Apple(AAPL)の株価は2025年初頭に4.7%下落し、昨年の好調な推移とは一転して厳しい局面を迎えている。市場アナリストらは、iPhone 16eの販売不振と米中貿易摩擦の影響が、今後の株価動向を左右する要因になると警鐘を鳴らす。
特に中国市場での成長鈍化がiPhone 16eの販売低迷につながっていると指摘され、技術革新の要とされるAI分野でも期待ほどの影響を及ぼしていない。加えて、トランプ前大統領の関税政策が再び市場に不透明感をもたらし、Appleの事業環境にも逆風となる可能性がある。
こうした背景から、証券会社JefferiesはAppleの2025年の株価見通しを「アンダーパフォーム(市場平均を下回る)」と評価し、目標株価を現行よりも低い水準に設定。市場全体の停滞が続けば、AAPLは年内に200ドルを割るリスクも否定できず、今後の動向が注視されている。
iPhone 16eの販売低迷 中国市場での成長鈍化が影響

Appleが投入したiPhone 16eは、発売当初から販売が振るわず、厳しい評価を受けている。証券会社Jefferiesのエジソン・リー氏は、Appleの成長鈍化の一因として中国市場の減速を指摘。特に、iPhone 16eは従来モデルと比較して機能面での革新性が乏しく、消費者の買い控えが生じている可能性がある。
販売データはまだ公表されていないが、市場関係者の間では、予想を下回る結果になるとの見方が強まっている。中国市場の減速はAppleにとって大きな懸念材料だ。同国は同社のスマートフォン販売において重要な市場であり、特にハイエンドモデルの売上に大きく貢献してきた。
しかし、近年はHuaweiを筆頭に国内メーカーの台頭が著しく、Appleのシェアは徐々に低下。加えて、政府の政策も外資系スマートフォンメーカーにとって逆風となり得る。Appleは「Apple Intelligence」と呼ばれるAI技術の導入によって競争力を高める戦略を進めているが、現時点では市場に大きなインパクトを与えていない。
技術革新のペースが鈍化する中、消費者の買い替えサイクルも長期化。今後の展開次第では、Appleの成長モデルそのものが再考を迫られる可能性がある。
関税政策の不透明感が市場に与える影響
Appleの株価に影響を与える要因の一つとして、トランプ前大統領の関税政策がある。すでにカナダやメキシコに対する新たな関税措置が進行中であり、米中間の貿易摩擦が再燃すれば、Appleの調達コスト増加や販売戦略の見直しを余儀なくされる可能性がある。特に、同社は中国に多くの生産拠点を持ち、関税の影響を直接受ける企業の一つだ。
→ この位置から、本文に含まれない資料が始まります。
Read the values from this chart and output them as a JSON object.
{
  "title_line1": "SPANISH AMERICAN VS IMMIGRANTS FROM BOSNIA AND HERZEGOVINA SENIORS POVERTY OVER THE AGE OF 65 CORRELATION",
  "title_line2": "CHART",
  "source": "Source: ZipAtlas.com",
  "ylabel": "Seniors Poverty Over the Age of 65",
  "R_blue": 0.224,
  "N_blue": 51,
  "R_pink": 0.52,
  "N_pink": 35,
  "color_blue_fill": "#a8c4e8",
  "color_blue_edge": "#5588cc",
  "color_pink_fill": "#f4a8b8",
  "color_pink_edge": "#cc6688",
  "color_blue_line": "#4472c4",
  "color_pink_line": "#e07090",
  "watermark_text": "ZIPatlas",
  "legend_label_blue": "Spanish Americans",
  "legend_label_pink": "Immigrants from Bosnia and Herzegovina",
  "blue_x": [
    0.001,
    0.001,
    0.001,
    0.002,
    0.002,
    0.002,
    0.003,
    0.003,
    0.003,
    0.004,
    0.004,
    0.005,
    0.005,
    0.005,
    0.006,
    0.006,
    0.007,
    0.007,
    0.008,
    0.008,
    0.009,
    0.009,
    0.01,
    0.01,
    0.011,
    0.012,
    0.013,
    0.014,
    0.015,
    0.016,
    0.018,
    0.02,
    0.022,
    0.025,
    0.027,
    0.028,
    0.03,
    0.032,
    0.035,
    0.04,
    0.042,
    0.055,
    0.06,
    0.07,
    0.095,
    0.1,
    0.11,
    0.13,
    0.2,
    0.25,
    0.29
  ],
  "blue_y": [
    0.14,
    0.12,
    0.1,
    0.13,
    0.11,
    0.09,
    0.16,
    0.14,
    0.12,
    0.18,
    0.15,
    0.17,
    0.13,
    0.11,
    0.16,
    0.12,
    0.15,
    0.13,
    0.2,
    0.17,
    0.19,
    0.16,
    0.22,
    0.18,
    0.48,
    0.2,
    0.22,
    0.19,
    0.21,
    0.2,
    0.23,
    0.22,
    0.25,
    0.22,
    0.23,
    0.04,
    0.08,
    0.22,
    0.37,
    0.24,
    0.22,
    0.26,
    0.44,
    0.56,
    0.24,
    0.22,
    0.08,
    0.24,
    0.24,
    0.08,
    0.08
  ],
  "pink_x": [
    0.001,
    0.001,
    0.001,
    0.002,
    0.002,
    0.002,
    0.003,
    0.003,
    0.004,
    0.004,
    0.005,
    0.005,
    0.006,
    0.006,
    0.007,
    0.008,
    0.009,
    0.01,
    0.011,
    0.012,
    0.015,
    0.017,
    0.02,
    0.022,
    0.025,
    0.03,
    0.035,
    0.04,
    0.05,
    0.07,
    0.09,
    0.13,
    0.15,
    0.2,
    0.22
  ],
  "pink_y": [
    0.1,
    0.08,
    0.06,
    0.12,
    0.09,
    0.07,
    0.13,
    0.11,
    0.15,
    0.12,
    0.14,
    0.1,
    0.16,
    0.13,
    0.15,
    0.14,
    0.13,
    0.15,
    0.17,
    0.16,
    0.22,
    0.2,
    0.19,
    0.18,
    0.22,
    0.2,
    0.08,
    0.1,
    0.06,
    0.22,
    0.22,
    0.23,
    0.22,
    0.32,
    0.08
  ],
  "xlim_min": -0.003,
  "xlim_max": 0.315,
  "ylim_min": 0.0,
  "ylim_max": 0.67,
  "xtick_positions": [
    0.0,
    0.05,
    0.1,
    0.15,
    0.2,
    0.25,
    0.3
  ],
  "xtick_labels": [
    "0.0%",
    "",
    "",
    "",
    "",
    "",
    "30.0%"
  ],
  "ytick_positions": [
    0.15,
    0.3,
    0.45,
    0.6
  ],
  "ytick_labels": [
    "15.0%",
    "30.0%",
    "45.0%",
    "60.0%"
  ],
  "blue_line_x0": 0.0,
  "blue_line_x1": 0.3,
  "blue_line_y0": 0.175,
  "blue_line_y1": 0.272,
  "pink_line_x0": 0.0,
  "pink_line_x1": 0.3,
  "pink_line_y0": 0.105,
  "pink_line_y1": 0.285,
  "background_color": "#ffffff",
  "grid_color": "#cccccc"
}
Appleはこれまで、関税問題に対して生産の一部をインドやベトナムに移転するなどの対策を講じてきた。しかし、サプライチェーンの変更には時間を要し、短期的には業績への悪影響が避けられないと考えられる。特に、米国市場における価格上昇は消費者の購買意欲を削ぐ要因となり得る。
さらに、トランプ前大統領の発言が市場全体の不安定要因となっている点も注目される。CNBCのジム・クレイマー氏は「今後の市場環境は予測困難」と述べており、Appleを含む米国企業にとって関税リスクが収益予測に影響を及ぼすことは避けられないと指摘。仮に関税措置が強化されれば、Appleのサプライチェーン戦略はさらなる調整を迫られることになる。
2025年のApple株価見通し 市場は成長鈍化を織り込みつつある
証券会社Jefferiesは、Appleの株価見通しについて「アンダーパフォーム(市場平均を下回る)」との評価を維持し、2025年の目標株価を202.33ドルと設定した。これは現在の株価239.06ドルを下回る水準であり、成長期待の後退を反映している。仮にこの予測が的中すれば、2024年夏以来初めて200ドルを割り込む可能性がある。
Appleの株価を取り巻く環境は厳しく、市場の停滞が続けば、今後数カ月は横ばいの展開が続くとの見方もある。オンチェーン分析機関Traders Unionの予測では、2025年3月のAppleの平均取引価格は240ドル前後と見られており、直近の株価とほぼ同水準。しかし、実際の市場動向次第ではこの価格帯を維持できない可能性もある。
Appleの将来を左右する要因は複数あるが、特にスマートフォン市場における競争の激化と地政学リスクが懸念される。Jefferiesが指摘するように、iPhone 16eの販売が低迷すれば、次期モデルの成功がより重要になる。一方で、関税問題や米中対立の影響が長期化すれば、Appleのビジネスモデルそのものが変革を求められる局面に入るかもしれない。